A rock and roll urban legend that lasted for decades was that the band was so over-the-top excessive that their tour rider (i.e., contract for each venue that stipulated their demands on everything from the stage layout to the alcohol supply) specified M&Ms, but none of them could be brown. That meant that the under assistant production coordinator had to pick out every brown M&M from each package. In the 80s, if that’s what Van Halen wanted, that’s what Van Halen got.
The conventional wisdom was that Van Halen did this because they were massive rock stars and could have any request fulfilled, no matter how ridiculous or frivolous. But was this the real reason?
Van Halen cared about the details of their entire production. From loading the gear into the arena and stage setup to sound quality and numerous other technical details, the band insisted that every detail be covered before they stepped foot on stage. Their thinking was that missing the brown M&M detail was an indicator that other, more important and technical details were also missed. That would mean problems come showtime, and the band was very exacting. In other words, it would mess with the success of their performance and the audience’s experience.
What in the world does this have to do with PR?
Today’s PR professionals aren’t writing or proofreading the tour rider from Beyoncé and Jay-Z’s On the Run II tour, but we all have tough, discerning clients. So we need to pay strict attention to detail. It’s one of the most critical and high-profile things we do. One typo in any client deliverable or communication – be it a press release or byline or even a new business slide deck – is enough to make your firm look bad. We’re supposed to be the expert communicators, after all. The clients are allowed to make typos and grammatical mistakes; their PR agency is not.

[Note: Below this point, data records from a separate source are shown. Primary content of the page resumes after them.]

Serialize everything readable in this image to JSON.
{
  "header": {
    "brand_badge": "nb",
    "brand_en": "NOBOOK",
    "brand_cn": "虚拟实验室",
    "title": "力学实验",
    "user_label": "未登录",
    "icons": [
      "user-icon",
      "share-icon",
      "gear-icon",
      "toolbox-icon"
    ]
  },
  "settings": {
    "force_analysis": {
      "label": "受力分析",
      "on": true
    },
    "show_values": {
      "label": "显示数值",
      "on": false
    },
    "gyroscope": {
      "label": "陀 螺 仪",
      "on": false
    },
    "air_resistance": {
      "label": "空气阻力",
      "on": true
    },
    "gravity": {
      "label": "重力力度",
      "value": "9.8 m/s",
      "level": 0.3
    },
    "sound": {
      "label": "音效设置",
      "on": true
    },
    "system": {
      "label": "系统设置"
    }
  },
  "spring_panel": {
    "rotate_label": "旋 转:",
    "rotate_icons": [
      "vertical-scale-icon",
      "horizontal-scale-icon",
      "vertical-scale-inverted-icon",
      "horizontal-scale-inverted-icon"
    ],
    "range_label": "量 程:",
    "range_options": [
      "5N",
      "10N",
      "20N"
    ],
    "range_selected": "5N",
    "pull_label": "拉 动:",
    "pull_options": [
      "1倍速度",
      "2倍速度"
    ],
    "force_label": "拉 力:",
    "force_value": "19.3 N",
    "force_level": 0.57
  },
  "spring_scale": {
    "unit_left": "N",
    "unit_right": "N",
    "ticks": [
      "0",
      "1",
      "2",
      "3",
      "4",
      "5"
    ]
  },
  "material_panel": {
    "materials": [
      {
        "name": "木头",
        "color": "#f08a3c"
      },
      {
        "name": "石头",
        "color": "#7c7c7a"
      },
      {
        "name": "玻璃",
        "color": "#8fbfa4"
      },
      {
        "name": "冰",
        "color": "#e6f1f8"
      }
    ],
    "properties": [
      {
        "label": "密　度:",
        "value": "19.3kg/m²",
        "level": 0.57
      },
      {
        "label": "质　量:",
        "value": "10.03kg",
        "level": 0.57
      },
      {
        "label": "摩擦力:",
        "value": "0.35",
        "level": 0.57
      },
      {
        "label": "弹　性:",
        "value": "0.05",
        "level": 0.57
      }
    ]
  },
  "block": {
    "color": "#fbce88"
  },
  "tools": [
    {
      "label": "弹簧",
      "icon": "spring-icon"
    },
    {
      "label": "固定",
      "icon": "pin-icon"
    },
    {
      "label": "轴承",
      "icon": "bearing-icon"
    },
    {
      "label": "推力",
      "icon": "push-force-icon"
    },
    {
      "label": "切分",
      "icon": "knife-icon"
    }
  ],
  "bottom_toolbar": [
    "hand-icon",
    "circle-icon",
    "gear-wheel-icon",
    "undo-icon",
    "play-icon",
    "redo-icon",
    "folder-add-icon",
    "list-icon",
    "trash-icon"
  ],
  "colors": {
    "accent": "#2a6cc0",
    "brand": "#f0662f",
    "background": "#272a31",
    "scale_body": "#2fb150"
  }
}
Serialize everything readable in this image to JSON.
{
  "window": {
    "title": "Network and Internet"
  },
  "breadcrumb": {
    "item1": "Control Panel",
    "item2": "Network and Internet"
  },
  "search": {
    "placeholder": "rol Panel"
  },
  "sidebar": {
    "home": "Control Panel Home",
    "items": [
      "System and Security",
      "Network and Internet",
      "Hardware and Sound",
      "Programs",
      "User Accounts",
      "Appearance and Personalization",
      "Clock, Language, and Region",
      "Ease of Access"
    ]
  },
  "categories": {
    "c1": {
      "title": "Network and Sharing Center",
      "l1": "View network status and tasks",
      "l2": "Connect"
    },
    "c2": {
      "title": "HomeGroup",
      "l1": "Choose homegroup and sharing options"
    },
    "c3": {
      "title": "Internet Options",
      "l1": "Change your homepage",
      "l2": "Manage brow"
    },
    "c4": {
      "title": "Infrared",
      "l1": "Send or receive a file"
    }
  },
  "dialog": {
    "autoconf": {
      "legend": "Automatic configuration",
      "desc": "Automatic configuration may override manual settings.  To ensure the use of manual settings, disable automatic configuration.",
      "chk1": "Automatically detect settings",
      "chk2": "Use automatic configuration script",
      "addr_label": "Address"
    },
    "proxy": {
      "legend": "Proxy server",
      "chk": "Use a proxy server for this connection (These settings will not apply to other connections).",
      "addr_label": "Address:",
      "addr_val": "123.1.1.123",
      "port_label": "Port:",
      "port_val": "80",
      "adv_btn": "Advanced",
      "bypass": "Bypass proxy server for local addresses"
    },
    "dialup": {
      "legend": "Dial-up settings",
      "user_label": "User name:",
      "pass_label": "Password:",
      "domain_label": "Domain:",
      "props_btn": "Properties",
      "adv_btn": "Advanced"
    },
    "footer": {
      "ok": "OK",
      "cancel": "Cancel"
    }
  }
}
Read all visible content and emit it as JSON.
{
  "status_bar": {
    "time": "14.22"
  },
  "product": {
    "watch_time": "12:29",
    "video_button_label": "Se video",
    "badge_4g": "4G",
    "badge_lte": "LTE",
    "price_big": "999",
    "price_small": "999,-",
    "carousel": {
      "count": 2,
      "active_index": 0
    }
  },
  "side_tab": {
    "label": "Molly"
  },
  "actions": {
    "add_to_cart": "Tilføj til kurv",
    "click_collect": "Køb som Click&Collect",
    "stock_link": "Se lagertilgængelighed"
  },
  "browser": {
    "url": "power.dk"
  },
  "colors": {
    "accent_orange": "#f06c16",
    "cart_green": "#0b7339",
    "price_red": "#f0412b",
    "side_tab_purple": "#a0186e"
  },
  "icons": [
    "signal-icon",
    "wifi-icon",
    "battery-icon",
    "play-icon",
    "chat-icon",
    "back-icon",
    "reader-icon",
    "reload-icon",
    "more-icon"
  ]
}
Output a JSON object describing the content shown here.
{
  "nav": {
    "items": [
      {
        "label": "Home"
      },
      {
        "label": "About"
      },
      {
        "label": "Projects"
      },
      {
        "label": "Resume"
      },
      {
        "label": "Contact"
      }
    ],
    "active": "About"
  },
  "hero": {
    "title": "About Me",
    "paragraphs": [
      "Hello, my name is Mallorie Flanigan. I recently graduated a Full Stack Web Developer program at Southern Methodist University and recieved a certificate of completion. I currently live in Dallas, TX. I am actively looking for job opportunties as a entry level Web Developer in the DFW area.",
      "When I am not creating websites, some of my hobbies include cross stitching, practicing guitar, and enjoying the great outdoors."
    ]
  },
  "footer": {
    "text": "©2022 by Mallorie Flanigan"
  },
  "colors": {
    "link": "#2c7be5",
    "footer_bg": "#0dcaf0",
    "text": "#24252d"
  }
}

No agency, publication or media outlet is going to catch every typo and grammatical mistake. We’ve missed our share of details here at Bospar, but we mitigate the errors to a bare minimum via a protocol which ensures that at least two of our content team members review every client-facing deliverable. There’s almost always something that slips through the writer’s review despite their best efforts to catch everything.
Here are some tips for keeping your content output as clean as possible:
- When you are done with a draft – from a white paper all the way down to a client email – walk away. Even if just for a few minutes. Getting up and moving around clears some space and gives you a modicum of separation. The more time away, the better.
- Have a colleague review the draft.
- Give the draft another review cycle after a colleague reviews it.
- Give a proofreading solution like Grammarly a try.
- Buy the AP Stylebook. Or, for a cheaper alternative, google “AP style [whatever],” and you’ll likely find what you’re looking for.
Whether you’re in PR or rock and roll, details matter. The clients are waiting to perform for the media and their customers. Have you caught every last brown M&M?